Les personnes atteintes de TDI ont une conscience de soi, une conscience des autres et du regard qu’on porte sur elles. Elles perçoivent très bien quand on les exclut, quand on les infantilise ou quand on leur empêche de faire leur propre choix. Elles veulent elles-aussi être reconnues, écouter, prises au sérieux comme toute personne. Penser qu’elles ne se rendent pas compte raisonne comme un prétexte pour ne pas les consulter et leur donner une place. Pourtant, elles peuvent exprimer leurs émotions, leurs préférences si on leur donne le bon espace, le bon rythme et le bon respect. Oui, les personnes avec handicap intellectuel se rendent compte de leur différence et parfois, c’est bien le regard des autres qui leur font le plus de mal !


« Les personnes avec un handicap intellectuel ne peuvent pas travailler ni se marier ? »


Ces fameuses phrases qui commencent par dire « qu’ils ne peuvent pas » et traduisent en réalité, « on décide à leur place ». Avoir un TDI ne retire aucun droit fondamental, ni celui de travailler, ni d’avoir une vie affective, se marier ou même avoir des enfants…Ce n’est pas l’autonomie totale qui détermine les droits. Un accompagnement adapté à chacun permet de vivre sa vie selon ses choix. En Espagne, Mar Galcéran, porteuse de trisomie 21 siège au parlement. En France, nous avons des athlètes qui brillent dans des disciplines du sport adapté. Oui, le TDI n’empêche ni le talent, ni l’engagement ni le courage. Au fond, le véritable obstacle, ce n’est pas leur différence mais bel et bien le regard que l’on porte sur eux et ce qu’on choisit ou non de mettre en place pour les accompagner.

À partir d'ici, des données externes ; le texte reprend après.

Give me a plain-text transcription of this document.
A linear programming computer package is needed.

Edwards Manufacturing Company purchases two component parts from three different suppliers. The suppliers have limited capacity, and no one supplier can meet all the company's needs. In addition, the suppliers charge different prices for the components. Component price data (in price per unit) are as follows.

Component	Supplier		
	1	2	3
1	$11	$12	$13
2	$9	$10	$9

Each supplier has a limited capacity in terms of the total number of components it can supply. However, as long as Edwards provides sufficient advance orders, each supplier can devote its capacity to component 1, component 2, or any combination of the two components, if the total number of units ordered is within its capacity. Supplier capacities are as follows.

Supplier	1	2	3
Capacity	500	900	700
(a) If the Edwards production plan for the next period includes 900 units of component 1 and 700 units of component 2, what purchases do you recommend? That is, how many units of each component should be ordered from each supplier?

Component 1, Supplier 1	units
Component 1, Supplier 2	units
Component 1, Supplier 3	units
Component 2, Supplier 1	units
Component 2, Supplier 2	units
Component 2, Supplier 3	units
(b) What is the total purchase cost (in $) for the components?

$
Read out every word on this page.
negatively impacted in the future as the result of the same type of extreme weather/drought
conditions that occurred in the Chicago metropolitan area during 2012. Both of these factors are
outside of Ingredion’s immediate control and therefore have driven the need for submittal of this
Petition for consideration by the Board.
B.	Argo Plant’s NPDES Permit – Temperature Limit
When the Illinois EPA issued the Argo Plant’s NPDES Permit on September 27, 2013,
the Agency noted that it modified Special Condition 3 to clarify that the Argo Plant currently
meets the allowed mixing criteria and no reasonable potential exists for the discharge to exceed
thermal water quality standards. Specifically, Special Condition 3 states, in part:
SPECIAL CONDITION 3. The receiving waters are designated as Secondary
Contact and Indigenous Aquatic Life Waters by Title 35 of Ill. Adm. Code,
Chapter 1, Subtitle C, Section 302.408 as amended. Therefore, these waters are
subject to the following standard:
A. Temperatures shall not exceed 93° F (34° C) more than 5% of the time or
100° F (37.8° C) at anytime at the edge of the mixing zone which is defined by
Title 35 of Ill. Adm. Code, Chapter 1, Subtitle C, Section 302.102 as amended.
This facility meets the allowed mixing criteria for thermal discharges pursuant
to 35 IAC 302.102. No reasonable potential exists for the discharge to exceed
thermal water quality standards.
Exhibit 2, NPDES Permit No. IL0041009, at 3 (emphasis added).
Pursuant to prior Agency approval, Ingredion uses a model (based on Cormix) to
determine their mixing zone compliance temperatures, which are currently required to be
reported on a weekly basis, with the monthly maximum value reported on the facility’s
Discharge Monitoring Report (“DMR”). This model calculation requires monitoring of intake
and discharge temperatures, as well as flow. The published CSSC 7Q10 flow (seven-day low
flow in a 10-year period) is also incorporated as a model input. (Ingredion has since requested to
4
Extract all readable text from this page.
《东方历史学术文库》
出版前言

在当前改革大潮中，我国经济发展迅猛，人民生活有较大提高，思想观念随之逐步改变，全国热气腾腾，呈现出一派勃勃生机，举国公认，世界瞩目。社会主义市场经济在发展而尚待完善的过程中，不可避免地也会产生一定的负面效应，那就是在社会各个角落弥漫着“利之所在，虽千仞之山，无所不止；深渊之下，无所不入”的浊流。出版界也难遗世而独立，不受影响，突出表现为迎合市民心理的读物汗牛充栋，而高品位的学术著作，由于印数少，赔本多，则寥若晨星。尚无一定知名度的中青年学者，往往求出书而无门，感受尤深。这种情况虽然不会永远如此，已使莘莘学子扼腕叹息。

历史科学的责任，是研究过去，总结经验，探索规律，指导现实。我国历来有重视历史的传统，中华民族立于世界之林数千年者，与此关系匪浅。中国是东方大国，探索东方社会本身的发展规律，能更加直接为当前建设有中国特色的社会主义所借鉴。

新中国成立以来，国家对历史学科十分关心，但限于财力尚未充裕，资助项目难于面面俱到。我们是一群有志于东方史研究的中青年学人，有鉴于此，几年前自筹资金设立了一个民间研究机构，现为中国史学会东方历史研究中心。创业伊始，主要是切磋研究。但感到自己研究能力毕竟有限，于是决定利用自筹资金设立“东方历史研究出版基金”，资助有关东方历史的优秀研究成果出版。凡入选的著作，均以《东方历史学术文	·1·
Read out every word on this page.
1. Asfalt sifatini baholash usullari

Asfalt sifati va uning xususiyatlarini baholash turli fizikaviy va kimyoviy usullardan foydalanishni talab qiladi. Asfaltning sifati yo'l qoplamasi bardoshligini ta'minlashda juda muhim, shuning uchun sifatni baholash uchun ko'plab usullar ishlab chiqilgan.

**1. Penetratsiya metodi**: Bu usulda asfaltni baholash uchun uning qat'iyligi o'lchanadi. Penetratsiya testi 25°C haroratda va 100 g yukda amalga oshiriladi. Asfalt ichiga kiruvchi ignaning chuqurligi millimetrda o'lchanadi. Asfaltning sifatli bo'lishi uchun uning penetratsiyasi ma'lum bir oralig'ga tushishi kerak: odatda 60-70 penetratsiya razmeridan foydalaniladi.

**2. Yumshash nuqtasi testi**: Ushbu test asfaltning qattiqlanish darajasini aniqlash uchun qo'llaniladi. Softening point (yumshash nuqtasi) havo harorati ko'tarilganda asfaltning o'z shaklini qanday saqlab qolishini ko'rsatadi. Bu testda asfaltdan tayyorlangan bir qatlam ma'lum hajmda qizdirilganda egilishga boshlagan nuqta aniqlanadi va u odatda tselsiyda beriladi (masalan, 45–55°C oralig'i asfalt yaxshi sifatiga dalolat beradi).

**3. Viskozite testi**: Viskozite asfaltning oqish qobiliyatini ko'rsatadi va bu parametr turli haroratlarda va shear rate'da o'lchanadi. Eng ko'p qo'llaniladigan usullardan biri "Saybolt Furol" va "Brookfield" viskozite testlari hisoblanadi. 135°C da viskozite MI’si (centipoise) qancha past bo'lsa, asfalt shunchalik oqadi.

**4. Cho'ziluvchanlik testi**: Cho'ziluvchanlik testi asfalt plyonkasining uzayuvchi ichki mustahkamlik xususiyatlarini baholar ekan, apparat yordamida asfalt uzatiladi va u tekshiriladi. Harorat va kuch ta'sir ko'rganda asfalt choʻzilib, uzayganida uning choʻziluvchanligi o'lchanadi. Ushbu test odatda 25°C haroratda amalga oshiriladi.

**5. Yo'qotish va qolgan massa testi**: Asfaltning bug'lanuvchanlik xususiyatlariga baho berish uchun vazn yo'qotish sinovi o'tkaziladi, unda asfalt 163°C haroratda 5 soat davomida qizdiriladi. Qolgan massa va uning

Mais qu’est-ce que l’intelligence ?


Les débats restent vifs autour de la définition et de la mesure de l’intelligence. C’est même relativement complexe je trouve.

En psychologie, l’intelligence est un ensemble de processus qu’il s’agit de décrire tout en mesurant leur mise en œuvre.

En psychologie cognitive, on ne parle même pas d’intelligence mais de performances dans des domaines variés comme les fonctions exécutives quand on doit planifier nos courses par exemple ; comme la flexibilité lorsqu’on doit changer d’itinéraire en cours de route à cause de travaux ; comme le contrôle lorsqu’on doit modifier la recette de cuisine car il nous manque des ingrédients ; comme la vitesse de traitement quand on doit résoudre un jeu avec un chronomètre ; comme le raisonnement lors d’un escape game par exemple.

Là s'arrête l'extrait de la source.